望月紗季は、文学部棟の裏手に立っていた。
大学のキャンパスはすでに閉門の時間を過ぎていたが、彼女と片瀬航は、かつての"仲間"である宇田川柊司に許可を得て、夜の敷地に入っていた。宇田川は現在、ここの非常勤講師を務めている。今夜の再会も、彼の提案だった。
そして――
あの"階段"は、何も変わっていなかった。
薄暗く、鉄製の手すりはところどころ錆びており、地面には湿った落ち葉が張り付いている。

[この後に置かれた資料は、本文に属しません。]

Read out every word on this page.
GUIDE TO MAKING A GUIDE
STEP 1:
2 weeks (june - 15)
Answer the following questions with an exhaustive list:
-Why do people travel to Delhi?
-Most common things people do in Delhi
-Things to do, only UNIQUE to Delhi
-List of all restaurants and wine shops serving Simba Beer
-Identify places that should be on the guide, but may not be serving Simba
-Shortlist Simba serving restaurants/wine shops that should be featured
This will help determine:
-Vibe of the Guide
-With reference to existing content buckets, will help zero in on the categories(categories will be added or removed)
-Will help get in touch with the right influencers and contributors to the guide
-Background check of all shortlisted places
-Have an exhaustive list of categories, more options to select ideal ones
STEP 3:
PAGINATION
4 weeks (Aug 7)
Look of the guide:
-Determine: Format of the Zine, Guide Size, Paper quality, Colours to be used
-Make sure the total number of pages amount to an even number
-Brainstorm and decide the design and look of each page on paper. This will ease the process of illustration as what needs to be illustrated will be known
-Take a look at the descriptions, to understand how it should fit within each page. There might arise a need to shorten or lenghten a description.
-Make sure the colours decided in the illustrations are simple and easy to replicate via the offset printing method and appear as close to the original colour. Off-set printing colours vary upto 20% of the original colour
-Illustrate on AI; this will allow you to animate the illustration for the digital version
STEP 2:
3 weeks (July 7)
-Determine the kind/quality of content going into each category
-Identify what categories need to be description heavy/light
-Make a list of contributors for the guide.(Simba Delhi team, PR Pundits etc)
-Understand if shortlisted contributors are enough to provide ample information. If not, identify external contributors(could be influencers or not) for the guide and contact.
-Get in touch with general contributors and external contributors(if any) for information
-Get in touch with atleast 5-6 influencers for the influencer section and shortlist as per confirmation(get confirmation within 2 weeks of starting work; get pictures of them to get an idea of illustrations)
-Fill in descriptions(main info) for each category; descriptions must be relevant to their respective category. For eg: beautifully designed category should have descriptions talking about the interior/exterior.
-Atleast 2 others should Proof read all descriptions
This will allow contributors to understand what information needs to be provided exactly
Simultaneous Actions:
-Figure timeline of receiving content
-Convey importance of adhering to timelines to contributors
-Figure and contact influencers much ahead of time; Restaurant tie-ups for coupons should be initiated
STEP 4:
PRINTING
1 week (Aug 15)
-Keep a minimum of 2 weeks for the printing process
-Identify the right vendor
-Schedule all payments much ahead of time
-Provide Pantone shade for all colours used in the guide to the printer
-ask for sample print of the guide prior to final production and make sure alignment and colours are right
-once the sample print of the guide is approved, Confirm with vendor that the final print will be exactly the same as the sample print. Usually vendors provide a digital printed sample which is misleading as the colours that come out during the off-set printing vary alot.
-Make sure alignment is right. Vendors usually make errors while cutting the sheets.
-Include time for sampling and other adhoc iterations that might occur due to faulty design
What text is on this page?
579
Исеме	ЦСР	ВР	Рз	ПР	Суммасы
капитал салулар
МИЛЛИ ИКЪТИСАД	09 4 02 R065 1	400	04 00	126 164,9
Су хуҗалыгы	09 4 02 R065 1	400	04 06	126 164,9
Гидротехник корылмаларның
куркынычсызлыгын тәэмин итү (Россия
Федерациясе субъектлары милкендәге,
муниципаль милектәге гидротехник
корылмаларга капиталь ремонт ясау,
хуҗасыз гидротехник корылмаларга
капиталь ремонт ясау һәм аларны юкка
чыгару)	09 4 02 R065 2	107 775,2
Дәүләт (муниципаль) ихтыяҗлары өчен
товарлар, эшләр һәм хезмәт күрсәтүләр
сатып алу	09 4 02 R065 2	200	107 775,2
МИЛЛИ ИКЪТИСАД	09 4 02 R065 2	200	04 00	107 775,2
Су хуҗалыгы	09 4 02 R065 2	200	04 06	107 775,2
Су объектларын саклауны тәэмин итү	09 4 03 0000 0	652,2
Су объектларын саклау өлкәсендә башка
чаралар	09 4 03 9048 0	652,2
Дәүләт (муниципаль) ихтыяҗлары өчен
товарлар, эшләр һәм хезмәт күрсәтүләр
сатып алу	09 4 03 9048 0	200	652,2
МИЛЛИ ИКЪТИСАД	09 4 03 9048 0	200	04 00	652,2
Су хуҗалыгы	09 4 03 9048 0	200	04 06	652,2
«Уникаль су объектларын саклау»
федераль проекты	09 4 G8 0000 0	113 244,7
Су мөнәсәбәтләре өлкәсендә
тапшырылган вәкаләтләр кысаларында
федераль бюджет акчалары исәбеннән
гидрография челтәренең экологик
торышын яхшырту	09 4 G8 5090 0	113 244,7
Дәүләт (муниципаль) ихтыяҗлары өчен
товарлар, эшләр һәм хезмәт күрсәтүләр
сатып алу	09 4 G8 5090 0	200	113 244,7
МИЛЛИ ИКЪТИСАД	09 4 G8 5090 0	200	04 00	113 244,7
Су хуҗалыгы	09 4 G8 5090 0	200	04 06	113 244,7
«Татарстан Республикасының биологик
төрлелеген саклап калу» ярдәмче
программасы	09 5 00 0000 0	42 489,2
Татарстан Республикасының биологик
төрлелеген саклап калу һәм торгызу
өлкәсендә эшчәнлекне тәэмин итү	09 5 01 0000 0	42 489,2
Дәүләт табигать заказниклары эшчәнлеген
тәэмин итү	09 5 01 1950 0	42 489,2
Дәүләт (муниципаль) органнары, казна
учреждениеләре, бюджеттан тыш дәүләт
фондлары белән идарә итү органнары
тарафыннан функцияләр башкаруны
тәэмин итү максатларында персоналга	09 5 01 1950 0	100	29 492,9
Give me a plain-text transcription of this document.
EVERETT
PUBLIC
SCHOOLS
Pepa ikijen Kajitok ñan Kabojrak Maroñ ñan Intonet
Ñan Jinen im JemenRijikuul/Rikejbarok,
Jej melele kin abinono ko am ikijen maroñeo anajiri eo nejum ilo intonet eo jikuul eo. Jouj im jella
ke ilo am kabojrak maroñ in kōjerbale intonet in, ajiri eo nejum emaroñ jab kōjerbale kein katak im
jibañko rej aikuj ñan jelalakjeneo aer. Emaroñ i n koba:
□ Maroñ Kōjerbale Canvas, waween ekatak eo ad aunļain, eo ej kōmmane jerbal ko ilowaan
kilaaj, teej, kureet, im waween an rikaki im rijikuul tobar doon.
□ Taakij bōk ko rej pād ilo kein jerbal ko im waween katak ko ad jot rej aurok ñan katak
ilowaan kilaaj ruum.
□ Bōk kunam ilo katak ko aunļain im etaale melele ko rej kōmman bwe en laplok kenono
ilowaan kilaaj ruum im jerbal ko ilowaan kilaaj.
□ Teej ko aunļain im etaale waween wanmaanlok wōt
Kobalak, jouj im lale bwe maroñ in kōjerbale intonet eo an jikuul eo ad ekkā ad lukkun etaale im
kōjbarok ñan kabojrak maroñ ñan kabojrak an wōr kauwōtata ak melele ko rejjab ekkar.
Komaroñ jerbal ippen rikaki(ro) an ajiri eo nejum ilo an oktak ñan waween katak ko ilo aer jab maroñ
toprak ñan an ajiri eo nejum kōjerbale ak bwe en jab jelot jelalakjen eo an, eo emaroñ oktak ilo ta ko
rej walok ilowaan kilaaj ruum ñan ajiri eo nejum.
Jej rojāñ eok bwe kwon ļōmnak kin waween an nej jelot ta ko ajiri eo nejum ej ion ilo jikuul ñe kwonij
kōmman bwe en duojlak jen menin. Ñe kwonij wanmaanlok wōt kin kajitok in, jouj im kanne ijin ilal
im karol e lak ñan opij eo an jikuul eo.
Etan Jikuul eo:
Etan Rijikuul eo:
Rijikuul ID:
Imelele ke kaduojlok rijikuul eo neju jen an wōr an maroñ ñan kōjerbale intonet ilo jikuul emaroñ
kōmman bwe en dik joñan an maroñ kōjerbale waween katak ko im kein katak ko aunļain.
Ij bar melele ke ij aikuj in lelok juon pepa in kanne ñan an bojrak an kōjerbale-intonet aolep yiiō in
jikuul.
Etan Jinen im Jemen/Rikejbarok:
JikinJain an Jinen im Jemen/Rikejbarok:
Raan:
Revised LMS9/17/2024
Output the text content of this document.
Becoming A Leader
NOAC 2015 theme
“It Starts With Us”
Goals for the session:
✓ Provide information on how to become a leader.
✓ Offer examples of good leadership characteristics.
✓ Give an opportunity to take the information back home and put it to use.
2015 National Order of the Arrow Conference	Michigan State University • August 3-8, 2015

階段の下には小さな植え込みと、石造りの通路が伸びていた。
誰も使わない通路。
七年前、"山添琴音"が"落ちた"場所。
「……来たか」
不意に、階段の上から声がした。
宇田川柊司。スーツ姿に薄手のコート。細身の体型は変わらず、しかしその目元には妙な疲れが滲んでいた。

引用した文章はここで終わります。